For schoolchildren, dendrochronology is a common lesson. Simply put, by counting the growth rings of a tree, you can tell how old it is. But trees aren’t the only living things with growth rings, and age is just a small bit of information that those rings can communicate.
University of Maine researchers Karl Kreutz and Douglas Introne are reading the rings of clamshells — a practice known as sclerochronology — as a crucial tool in understanding how the characteristics of the Gulf of Maine have changed in the last 1,000 years. Those changes provide links to a broader picture of how the climate has changed in the same time frame.

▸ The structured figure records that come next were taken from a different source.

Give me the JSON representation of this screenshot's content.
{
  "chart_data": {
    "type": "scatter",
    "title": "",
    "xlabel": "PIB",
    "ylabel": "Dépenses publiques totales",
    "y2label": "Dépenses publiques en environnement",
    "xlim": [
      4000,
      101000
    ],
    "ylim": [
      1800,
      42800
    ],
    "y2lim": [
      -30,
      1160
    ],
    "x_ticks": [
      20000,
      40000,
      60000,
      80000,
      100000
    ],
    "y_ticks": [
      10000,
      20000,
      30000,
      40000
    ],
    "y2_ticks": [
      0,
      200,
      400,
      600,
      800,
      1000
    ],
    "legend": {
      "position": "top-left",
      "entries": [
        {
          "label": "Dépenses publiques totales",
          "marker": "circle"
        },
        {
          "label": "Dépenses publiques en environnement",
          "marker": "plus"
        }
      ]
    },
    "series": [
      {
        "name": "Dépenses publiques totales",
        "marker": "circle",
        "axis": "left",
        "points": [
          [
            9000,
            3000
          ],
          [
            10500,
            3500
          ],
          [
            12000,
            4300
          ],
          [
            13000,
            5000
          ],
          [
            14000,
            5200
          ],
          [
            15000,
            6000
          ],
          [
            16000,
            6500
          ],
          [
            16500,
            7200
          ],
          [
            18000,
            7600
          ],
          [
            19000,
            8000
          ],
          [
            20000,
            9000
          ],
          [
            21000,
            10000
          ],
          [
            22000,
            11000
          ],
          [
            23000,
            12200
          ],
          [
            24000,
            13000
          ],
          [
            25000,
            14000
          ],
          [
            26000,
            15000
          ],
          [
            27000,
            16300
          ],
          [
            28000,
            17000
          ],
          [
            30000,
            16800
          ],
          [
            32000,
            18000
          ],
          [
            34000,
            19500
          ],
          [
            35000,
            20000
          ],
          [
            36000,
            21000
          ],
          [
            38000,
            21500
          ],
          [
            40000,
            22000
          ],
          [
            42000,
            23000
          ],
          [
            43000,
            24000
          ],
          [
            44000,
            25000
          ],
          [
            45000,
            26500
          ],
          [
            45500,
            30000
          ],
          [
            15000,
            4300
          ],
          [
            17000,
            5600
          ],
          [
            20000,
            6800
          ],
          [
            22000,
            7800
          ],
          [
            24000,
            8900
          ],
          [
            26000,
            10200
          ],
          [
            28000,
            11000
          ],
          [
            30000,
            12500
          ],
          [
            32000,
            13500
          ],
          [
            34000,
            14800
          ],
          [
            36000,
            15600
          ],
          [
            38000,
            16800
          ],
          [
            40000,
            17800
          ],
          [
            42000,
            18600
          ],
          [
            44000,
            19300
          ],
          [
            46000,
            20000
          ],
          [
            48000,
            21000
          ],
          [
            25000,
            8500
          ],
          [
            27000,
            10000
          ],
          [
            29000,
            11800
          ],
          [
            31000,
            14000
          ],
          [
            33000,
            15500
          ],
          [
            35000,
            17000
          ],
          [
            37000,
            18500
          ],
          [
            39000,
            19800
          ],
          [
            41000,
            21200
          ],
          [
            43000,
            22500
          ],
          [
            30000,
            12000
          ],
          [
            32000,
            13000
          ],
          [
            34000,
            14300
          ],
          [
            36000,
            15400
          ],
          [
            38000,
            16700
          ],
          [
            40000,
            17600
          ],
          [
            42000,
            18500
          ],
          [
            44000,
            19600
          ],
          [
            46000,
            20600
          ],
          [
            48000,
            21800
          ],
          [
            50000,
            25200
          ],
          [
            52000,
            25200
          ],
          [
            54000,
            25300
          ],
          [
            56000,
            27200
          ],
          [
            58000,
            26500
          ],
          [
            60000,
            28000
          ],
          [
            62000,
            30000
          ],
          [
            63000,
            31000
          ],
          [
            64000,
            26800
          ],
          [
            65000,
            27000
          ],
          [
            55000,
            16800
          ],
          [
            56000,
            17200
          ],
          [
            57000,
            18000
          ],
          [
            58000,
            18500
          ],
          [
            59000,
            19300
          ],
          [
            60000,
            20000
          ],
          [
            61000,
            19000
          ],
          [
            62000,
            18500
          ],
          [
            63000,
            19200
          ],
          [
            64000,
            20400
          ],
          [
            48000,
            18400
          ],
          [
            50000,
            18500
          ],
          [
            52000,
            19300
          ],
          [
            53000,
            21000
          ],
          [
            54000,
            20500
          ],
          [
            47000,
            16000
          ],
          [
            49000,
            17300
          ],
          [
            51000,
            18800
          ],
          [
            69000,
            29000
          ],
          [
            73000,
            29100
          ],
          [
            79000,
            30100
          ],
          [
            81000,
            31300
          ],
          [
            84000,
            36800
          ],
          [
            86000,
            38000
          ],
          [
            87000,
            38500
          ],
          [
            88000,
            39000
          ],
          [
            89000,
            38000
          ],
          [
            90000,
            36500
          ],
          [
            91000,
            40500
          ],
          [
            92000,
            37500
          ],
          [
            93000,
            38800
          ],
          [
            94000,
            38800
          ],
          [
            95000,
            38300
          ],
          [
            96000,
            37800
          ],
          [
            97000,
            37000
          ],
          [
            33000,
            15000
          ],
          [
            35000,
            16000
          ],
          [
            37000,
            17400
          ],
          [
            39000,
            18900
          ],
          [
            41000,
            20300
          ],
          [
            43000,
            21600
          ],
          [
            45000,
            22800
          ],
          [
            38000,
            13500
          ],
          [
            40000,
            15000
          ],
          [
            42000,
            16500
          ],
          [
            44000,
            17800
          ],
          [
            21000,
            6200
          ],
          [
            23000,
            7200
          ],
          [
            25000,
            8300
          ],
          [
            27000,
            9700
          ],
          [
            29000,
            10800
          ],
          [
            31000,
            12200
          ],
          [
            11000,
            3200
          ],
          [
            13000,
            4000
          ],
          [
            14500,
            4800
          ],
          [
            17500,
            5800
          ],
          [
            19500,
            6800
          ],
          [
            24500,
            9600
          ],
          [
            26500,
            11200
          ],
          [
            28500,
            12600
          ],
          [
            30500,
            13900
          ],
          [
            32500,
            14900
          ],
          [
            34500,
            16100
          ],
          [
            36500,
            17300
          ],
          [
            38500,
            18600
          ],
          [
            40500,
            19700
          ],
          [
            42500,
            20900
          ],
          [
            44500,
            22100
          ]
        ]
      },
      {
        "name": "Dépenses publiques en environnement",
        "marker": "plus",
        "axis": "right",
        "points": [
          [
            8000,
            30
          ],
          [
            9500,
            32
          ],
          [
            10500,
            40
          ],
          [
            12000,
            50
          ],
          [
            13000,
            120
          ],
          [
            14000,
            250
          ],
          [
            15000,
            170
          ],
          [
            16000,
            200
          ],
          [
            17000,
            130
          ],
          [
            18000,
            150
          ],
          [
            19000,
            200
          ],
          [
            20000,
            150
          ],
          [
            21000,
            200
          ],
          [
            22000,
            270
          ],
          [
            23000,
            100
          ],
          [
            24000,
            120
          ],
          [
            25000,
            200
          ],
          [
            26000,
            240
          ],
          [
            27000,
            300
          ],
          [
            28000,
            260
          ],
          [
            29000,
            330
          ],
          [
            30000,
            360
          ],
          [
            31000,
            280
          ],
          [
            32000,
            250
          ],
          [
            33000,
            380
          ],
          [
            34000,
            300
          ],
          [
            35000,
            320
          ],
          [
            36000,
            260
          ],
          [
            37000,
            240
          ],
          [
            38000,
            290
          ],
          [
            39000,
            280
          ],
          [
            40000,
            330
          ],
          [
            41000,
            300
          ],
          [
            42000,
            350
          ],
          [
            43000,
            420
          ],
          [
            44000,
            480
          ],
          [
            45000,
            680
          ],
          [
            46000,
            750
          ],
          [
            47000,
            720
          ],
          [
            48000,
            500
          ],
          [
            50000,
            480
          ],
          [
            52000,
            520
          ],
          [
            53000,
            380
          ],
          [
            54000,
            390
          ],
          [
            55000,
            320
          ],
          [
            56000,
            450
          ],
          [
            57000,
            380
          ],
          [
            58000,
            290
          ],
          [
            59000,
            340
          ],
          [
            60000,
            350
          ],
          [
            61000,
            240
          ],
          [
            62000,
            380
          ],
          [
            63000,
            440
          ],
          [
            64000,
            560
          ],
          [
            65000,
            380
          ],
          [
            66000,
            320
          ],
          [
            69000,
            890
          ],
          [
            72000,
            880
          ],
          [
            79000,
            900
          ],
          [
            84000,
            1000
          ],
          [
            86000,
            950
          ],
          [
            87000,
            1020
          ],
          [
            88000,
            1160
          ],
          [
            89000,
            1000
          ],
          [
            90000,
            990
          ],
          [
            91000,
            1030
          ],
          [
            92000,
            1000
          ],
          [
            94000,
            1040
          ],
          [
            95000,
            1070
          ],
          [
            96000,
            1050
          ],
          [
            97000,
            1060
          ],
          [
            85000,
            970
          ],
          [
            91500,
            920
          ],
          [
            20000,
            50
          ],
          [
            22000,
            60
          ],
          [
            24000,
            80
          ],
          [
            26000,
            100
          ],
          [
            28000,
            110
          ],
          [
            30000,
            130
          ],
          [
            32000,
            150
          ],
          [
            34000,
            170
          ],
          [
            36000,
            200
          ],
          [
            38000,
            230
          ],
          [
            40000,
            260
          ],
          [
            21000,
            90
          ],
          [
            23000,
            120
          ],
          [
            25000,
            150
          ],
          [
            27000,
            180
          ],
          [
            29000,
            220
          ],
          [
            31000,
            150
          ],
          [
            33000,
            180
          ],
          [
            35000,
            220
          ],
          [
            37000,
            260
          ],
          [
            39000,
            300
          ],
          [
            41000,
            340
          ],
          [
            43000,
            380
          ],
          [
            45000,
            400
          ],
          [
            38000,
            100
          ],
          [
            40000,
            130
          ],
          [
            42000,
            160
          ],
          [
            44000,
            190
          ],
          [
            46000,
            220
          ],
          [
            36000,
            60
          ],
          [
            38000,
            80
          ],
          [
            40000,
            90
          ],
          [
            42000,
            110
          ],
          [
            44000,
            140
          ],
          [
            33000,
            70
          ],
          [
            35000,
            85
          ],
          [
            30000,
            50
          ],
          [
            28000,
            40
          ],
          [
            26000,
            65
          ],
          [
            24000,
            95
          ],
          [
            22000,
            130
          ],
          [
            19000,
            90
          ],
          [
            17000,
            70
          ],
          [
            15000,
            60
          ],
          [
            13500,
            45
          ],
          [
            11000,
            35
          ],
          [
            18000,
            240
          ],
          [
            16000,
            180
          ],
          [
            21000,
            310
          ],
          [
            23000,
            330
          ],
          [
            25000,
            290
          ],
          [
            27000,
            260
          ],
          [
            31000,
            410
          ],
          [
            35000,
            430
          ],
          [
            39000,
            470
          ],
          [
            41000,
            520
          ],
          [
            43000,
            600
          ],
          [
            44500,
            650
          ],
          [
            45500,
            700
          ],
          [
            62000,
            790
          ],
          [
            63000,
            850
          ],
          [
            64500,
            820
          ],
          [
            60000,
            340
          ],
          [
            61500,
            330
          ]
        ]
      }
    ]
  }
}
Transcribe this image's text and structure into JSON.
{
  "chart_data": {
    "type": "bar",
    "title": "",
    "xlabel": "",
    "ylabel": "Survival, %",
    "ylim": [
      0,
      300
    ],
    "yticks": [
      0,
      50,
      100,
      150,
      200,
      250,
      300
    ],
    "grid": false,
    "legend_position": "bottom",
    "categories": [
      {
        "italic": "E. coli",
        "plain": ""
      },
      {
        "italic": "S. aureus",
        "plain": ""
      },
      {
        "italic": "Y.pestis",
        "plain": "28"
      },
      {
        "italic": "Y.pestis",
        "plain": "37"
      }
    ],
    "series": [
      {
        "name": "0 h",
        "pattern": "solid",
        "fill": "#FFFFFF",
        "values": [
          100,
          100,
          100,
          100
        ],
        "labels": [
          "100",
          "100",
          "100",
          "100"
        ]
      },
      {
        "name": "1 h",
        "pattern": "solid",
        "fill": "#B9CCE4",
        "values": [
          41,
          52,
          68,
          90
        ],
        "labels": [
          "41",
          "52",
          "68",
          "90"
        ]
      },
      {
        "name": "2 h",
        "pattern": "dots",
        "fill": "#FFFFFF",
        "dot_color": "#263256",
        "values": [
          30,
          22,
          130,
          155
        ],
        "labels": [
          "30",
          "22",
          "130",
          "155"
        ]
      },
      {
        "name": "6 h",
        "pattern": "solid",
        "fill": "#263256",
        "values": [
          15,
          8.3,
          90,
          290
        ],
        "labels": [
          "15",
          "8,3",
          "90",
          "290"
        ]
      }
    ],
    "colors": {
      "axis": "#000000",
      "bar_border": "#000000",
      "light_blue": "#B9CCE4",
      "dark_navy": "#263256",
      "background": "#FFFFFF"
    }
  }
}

“When something happens in the North Atlantic, it’s transmitted to Maine,” says Kreutz, a professor in UMaine’s School of Earth and Climate Sciences, and the director of the university’s Stable Isotope Lab, where the shells are analyzed. The lab is a UMaine Climate Change Institute facility specializing in the measurement and interpretation of the light-stable isotopic ratio of environmentally relevant elements, such as hydrogen, carbon, nitrogen, oxygen and sulfur.
“If we can use these shells to see what has happened in the Gulf of Maine, we can interpret what’s happened in the Atlantic. And that’s really the big prize, to try to figure out if and how the North Atlantic oceanography has changed over the past 1,000 years.
“The behavior of the North Atlantic, we now know after many people looking at this over the past 20 years, has a big role to play in global climate. The Gulf Stream current and the way it changes certainly influences the entire North Atlantic region, but has more global implications as well.”
Kreutz, Introne and colleagues at Iowa State University have been collecting clamshells from the Gulf of Maine to build a detailed chronology of how the water temperature in the gulf has changed, which they can see in chemical analyses of the clamshells. Although the researchers have been able to document some results for centuries’ worth of information, a National Science Foundation (NSF) grant of $500,000 has allowed them in the last two years to continue to collect clamshells and fill in hundreds of years more of data that were missing.
“So far it looks to us as though the Gulf of Maine has actually been cooling over the past 1,000 years and was at least cooler today than 1,000 years ago,” Kreutz says. “That generally lines up with what we think was happening in the North Atlantic with the Gulf Stream. But we have huge gaps in the middle, and the results we’re getting now will fill in those gaps. As long as you have the data, you can stitch it together and can tell what’s going on year to year, or summer to summer, or summer to winter, for a detailed record.”